Tomorrow’s Theology, way back in 1925

In this recent article,

http://www.thebanner.org/features/2013/05/tomorrow-s-theology

Edwin Walhout advocated his vision of “Tomorrow’s Theology.”

I don’t intend to completely deconstruct Walhout’s article. Mainly I just wanted to show that Walhout’s “Tomorrow Theology,” has been advocated as “Tomorrow’s Theology” for at least several decades. My point is to try to take the shine off the idea that there is anything innovative in what Walhout is advocating. In point of fact what Walhout is really offering is “Yesterday’s Theology.” The fact that anybody could see Walhout’s “Tomorrow Theology” as novel or futuristic is laughable. As far back as 1925 people were saying the same thing.

“The evolution of man from lower forms of life was in itself a new and startling fact, and one that broke upu the old theology. I and my contemporaries, however, accepted it as fact. The first and most obvious result of this acceptance was that we are compelled to regard the Biblical story of the Fall as not historic, as it had long been believed to be. We were compelled to regard that story as a primitive attempt to account for the presence of sin and evil in the world …. But now, in the light of the fact of evolution, the Fall, as a historic event, already questioned on other grounds, was excluded and denied by science.”

Charles E. Merriam
New Aspects of Politics, 3rd Edition — pp. 59-60

So 88 years after Merriam offered “Tomorrow’s Theology,” Walhout is still insisting that theology from 1925 remains “Tomorrow’s Theology.”

Of course what Rev. Walhout is giving us is just the archaic version of Modernism so aptly advocated for by men like Shailer Matthews in his various books. Like Matthews before him, Walhout’s Christianity is one where his god is the god of the process philosophers. Creation is a process and not an act. (Except possibly as an act that starts off the more important process.) Most commonly then this process philosophy god gives us a word of flux that is determined and regulated by humanistic historicism. Higher Criticism, in “Tomorrow’s Theology” legislated the meaning of Scripture for each “progressing” generation. Naturally, if the Modernist’s god is in process with his creation then so must any legislative word be in process with creation. Next, in the reasoning of “Tomorrow’s Theology,” — or is it “Yesterday’s Theology?” I get so confused on this point — one has to realize that as one has only an immanent god who is working in process with his creation, and who has no absolute legislative law word, therefore ethics are evolving as well. Joseph Fletcher’s “Situational Ethics,” comes to the fore and “right and wrong” are determined by whoever has the biggest and most advanced weaponry.

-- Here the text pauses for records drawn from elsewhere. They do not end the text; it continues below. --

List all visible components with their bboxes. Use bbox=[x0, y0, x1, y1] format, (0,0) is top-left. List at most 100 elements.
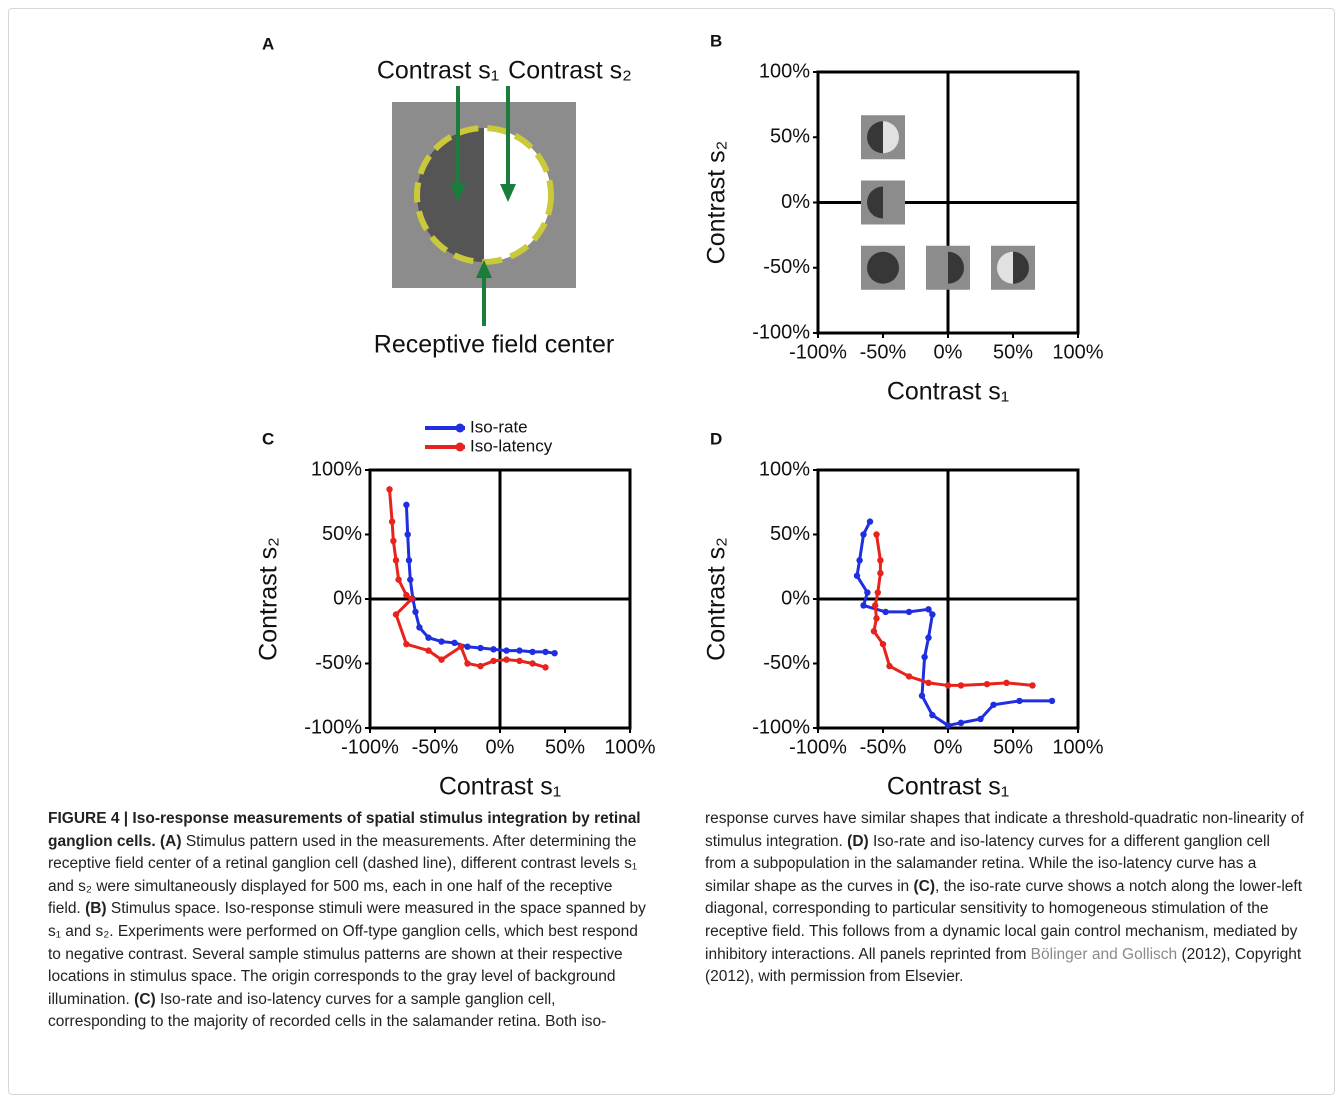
caption-text: Iso-rate and iso-latency curves for a sa… bbox=[48, 810, 1304, 1031]
icon-left-half bbox=[867, 121, 883, 154]
point bbox=[877, 557, 884, 564]
point bbox=[944, 682, 952, 689]
point bbox=[425, 647, 432, 654]
point bbox=[925, 634, 932, 641]
y-tick-label: 100% bbox=[311, 458, 362, 480]
x-tick-label: -100% bbox=[789, 341, 847, 363]
y-axis-title: Contrast s₂ bbox=[703, 537, 731, 661]
point bbox=[929, 611, 936, 618]
y-tick-label: -50% bbox=[763, 652, 810, 674]
caption-title: FIGURE 4 | Iso-response measurements of … bbox=[48, 810, 641, 850]
point bbox=[977, 715, 984, 723]
arrows bbox=[450, 86, 516, 326]
chart-panel: B Contrast s₁ Contrast s₂ -100% -50% 0% 50% 100… bbox=[703, 31, 1104, 405]
y-tick-label: -50% bbox=[763, 256, 810, 278]
point bbox=[905, 608, 913, 616]
right-half bbox=[484, 128, 551, 262]
point bbox=[879, 640, 887, 648]
panel-reference: (B) bbox=[85, 900, 107, 918]
y-tick-label: 50% bbox=[322, 523, 362, 545]
legend-label: Iso-latency bbox=[470, 436, 553, 455]
point bbox=[1003, 679, 1010, 687]
point bbox=[438, 638, 445, 645]
legend-label: Iso-rate bbox=[470, 417, 528, 436]
chart-panel: D Contrast s₁ Contrast s₂ -100% -50% 0% 50% 100… bbox=[703, 429, 1104, 800]
point bbox=[886, 662, 893, 670]
y-tick-label: -50% bbox=[315, 652, 362, 674]
point bbox=[516, 657, 523, 665]
caption-text: Iso-rate and iso-latency curves for a di… bbox=[705, 832, 1270, 895]
point bbox=[388, 518, 396, 525]
y-tick-label: 50% bbox=[770, 523, 810, 545]
point bbox=[925, 606, 932, 613]
x-tick-label: 50% bbox=[993, 736, 1033, 758]
point bbox=[464, 643, 471, 650]
x-tick-label: 100% bbox=[1052, 341, 1103, 363]
point bbox=[957, 682, 965, 689]
point bbox=[403, 591, 410, 599]
point bbox=[870, 628, 878, 635]
x-tick-label: 50% bbox=[545, 736, 585, 758]
point bbox=[477, 662, 484, 670]
x-tick-label: -50% bbox=[860, 736, 907, 758]
panel-label: C bbox=[262, 429, 274, 448]
stimulus-icon bbox=[861, 180, 905, 225]
point bbox=[944, 722, 952, 729]
point bbox=[390, 537, 397, 545]
x-tick-label: 50% bbox=[993, 341, 1033, 363]
caption-text: Stimulus space. Iso-response stimuli wer… bbox=[48, 900, 646, 1008]
point bbox=[490, 646, 497, 653]
x-tick-label: 0% bbox=[934, 736, 963, 758]
x-tick-label: -50% bbox=[860, 341, 907, 363]
icon-right-half bbox=[948, 251, 964, 284]
x-tick-label: -100% bbox=[789, 736, 847, 758]
point bbox=[921, 653, 928, 661]
point bbox=[529, 648, 536, 656]
point bbox=[925, 679, 932, 687]
caption-text: , the iso-rate curve shows a notch along… bbox=[705, 877, 1303, 963]
point bbox=[490, 657, 497, 665]
point bbox=[516, 647, 523, 654]
point bbox=[551, 649, 558, 657]
panel-reference: (C) bbox=[134, 990, 156, 1008]
x-axis-title: Contrast s₁ bbox=[887, 378, 1009, 406]
point bbox=[403, 501, 410, 509]
y-tick-label: 0% bbox=[781, 191, 810, 213]
y-axis-title: Contrast s₂ bbox=[703, 141, 731, 265]
icon-left-half bbox=[867, 186, 883, 219]
stimulus-icon bbox=[861, 245, 905, 290]
point bbox=[529, 660, 536, 667]
point bbox=[873, 615, 880, 622]
icon-left-half bbox=[997, 251, 1013, 284]
icon-left-half bbox=[867, 251, 883, 284]
x-tick-label: 0% bbox=[486, 736, 515, 758]
x-tick-label: 100% bbox=[1052, 736, 1103, 758]
chart-panel: C Contrast s₁ Contrast s₂ -100% -50% 0% 50% 100… bbox=[255, 417, 656, 800]
point bbox=[392, 611, 400, 618]
x-tick-label: 0% bbox=[934, 341, 963, 363]
icon-right-half bbox=[883, 251, 899, 284]
point bbox=[990, 701, 997, 708]
caption-text: (2012), Copyright (2012), with permissio… bbox=[705, 945, 1302, 986]
x-tick-label: -100% bbox=[341, 736, 399, 758]
point bbox=[503, 656, 510, 663]
point bbox=[407, 576, 414, 583]
point bbox=[464, 660, 471, 667]
point bbox=[542, 648, 549, 656]
point bbox=[1029, 682, 1036, 689]
panel-reference: (C) bbox=[913, 877, 936, 895]
panel-a: A Contrast s₁ Contrast s₂ Receptive fiel… bbox=[262, 34, 632, 358]
label-left: Contrast s₁ bbox=[377, 57, 499, 85]
legend-marker bbox=[455, 423, 465, 433]
y-tick-label: -100% bbox=[752, 321, 810, 343]
figure-frame bbox=[8, 8, 1335, 1095]
stimulus-icon bbox=[991, 245, 1035, 290]
label-bottom: Receptive field center bbox=[374, 331, 614, 359]
point bbox=[856, 557, 863, 564]
figure: A Contrast s₁ Contrast s₂ Receptive fiel… bbox=[255, 31, 1104, 800]
point bbox=[477, 644, 484, 652]
y-tick-label: 100% bbox=[759, 60, 810, 82]
x-tick-label: -50% bbox=[412, 736, 459, 758]
point bbox=[874, 589, 881, 596]
point bbox=[542, 664, 549, 671]
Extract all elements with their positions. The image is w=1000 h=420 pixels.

So, whether Walhout’s theology is “Tomorrow’s Theology” or “Yesterday’s Theology” it remains a Theology that reinterprets the faith once forever delivered to the saints through the anti-supernatural grid of humanistic process theology, where all is becoming (including god), where whirl is King, and where man loses his manishness at the same time as God loses His Godhood.

If you would like to see the consequences of Walhout’s “Tomorrow Theology,” — a theology where original sin is denied — the place to look is at the Soviet Gulags, the Cambodian Killing Fields, or the Cuban Psychiatric wards. If man has no original sin then we have no reason to think that man is basically sinful. If man is not basically sinful then man is either basically good, and only needs to discover his goodness, or man is neutral and needs to be socially engineered to achieve Utopian desires. Such has always been the reasoning of those promising to usher in the Kingdom of man. Of course, I say this fully conceding that Rev. Walhout finds all that 20th century ugliness abhorrent. Most people don’t have the capacity to trace out the consequences of their ideas.

So … beat the rush and reject “Tomorrow’s Theology” today.